—Be a part-timer: You don’t want to neglect classes, but a part-time job can pay for incidentals, boost a resume, provide some time-management skills. Use your skills, whether it’s babysitting for faculty members, tutoring, teaching guitar or piano, designing websites or dog-walking in local neighborhoods.
—Stay on track: If you change majors or get squeezed out of required classes, graduating in four years can be challenging. But staying on top of graduation requirements can save you from extra semesters that can cost thousands of dollars in extra tuition, rent and other expenses. Check in regularly with your campus advisers to be sure you’re on schedule.
—Find scholarships: Even if your campus didn’t offer you a full ride, don’t give up on college scholarships. Sites like FastWeb.com, Scholarships.com and SallieMae.com let you search by college major, ethnicity, religion, sports or special interests. Don’t laugh: The U.S. Bowling Congress, for instance, offers a $1,000 scholarship to a college student who is an amateur bowler with a GPA of at least 2.5.

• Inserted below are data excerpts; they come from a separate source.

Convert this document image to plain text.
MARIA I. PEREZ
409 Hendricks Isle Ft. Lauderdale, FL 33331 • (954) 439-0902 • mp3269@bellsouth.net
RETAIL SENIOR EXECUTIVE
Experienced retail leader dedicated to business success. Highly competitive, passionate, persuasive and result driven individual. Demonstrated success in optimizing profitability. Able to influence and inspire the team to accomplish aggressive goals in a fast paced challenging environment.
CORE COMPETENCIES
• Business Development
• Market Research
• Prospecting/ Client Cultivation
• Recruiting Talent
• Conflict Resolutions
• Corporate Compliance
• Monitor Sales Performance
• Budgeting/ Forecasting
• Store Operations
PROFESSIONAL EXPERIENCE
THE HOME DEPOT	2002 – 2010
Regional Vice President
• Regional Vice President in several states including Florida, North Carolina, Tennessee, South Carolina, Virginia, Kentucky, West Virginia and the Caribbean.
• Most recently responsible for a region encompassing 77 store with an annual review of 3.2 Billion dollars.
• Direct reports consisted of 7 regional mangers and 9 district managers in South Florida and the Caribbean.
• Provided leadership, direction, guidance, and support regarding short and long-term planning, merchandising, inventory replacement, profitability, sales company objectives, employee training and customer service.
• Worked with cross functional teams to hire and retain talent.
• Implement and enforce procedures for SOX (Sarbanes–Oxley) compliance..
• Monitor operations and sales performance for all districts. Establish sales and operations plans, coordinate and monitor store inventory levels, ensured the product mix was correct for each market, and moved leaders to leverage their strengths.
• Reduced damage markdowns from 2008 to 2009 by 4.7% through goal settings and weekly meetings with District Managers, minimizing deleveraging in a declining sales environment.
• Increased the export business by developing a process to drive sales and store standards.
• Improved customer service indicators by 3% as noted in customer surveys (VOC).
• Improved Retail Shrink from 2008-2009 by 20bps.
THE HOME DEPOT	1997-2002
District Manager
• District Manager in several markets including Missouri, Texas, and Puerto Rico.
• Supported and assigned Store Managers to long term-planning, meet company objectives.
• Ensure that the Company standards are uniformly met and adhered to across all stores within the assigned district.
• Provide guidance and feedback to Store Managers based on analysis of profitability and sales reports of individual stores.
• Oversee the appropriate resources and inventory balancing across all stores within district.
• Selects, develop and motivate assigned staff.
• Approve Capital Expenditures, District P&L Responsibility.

—And a final note: Too often, college-bound students buy and bring too much stuff to school. Here’s what Kiplinger’s personal finance magazine says college students don’t need: New textbooks, a high-end computer, a printer, a pricey smartphone plan, cable TV (watch streaming videos on a computer), a car (especially for freshmen), overdraft protection on bank accounts, campus health insurance (assuming coverage under the family’s health plan) and private loans, which carry higher interest rates and less flexible repayment plans than federal loans.